India has approved six Covid-19 vaccines, but the campaign has almost entirely relied so far on two: Covishield, developed jointly by Oxford University researchers and AstraZeneca and produced in India by the Serum Institute of India, and Covaxin.

Some say Modi’s words would be correct if they refer only to the vaccine production. Except for a relatively minuscule 1 million doses of Russian-made Sputnik V vaccine, all the others used have been produced in India.

But such a defence would recall what Yudhishthir conveyed to Dronacharya through a mix of utterance and whisper during the Kurukshetra war in the Mahabharat: “Ashwatthama hata, iti narova kunjarova (Yes, Ashwatthama is dead.
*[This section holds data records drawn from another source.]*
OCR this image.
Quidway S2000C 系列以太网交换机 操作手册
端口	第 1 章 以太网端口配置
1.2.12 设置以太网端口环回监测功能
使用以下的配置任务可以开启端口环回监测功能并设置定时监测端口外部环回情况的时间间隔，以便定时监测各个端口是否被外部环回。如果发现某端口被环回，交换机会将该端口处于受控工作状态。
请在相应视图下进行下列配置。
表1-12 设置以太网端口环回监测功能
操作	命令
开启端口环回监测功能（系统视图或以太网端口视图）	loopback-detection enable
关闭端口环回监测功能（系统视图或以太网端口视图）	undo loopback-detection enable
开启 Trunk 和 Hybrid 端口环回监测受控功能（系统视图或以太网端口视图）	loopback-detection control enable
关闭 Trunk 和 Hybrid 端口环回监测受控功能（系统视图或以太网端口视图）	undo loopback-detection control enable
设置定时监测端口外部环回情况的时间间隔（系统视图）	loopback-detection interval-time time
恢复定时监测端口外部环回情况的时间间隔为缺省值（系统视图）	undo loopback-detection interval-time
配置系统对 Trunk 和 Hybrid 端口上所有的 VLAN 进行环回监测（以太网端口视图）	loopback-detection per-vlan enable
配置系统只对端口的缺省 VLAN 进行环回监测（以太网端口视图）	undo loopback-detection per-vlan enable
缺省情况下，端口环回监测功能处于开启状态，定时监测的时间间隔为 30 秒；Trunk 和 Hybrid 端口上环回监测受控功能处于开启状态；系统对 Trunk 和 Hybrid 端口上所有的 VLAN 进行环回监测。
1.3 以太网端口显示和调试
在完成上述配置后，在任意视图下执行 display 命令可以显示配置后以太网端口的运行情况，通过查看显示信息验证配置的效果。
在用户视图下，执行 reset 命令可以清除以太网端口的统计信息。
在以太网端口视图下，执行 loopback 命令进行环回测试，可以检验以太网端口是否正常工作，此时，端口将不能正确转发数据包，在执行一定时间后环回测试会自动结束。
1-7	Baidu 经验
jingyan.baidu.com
I don’t know if it’s a man or an elephant).”

On Thursday, a vaccine science researcher familiar with the makeup of multiple Covid-19 vaccines said, requesting anonymity: “Anything made in India is made in India, but any suggestion that the Covid-19 vaccines are 100 per cent indigenous would be disingenuous.”

But the scientist added that Modi’s words were probably an allusion to the critical role the Serum Institute had played in ensuring mass domestic production of Covishield, and the research by the Indian Council of Medical Research and Bharat Biotech to develop Covaxin.

“The PM’s statements are not untrue — technology transfer (for Covishield) and domestic production also require significant research expertise,” the scientist said.

Covishield accounted for nearly 884 million (88.4 per cent) of the billion doses administered across India until Thursday morning, while Covaxin accounted for 115 million doses. The campaign has also administered a million doses of the Russian-made Sputnik V vaccine.

“Nearly nine in 10 people have received Covishield, which was designed and developed in the UK. It’s primarily Covishield that has helped India achieve what it has,” a public health specialist said.

Bharat Biotech’s Covaxin uses an ingredient — called an adjuvant — discovered and developed by a company called ViroVax in Kansas, with support exclusively from the adjuvant development programme of America’s National Institutes of Health.

Adjuvants are substances that boost a vaccine’s immune responses and enhance its effectiveness. The adjuvant in Covaxin travels to the lymph nodes where the molecule detaches from alum and activates cells that play a critical role in immune responses to viruses.

Scientists familiar with vaccine development said Bharat Biotech’s use of the US-made adjuvant was in line with global practices to outsource the best ingredients needed from wherever available.

Bharat Biotech’s pact with ViroVax — a biotech company founded by Sunil David, a former student of the Christian Medical College, Vellore — predates Covid-19.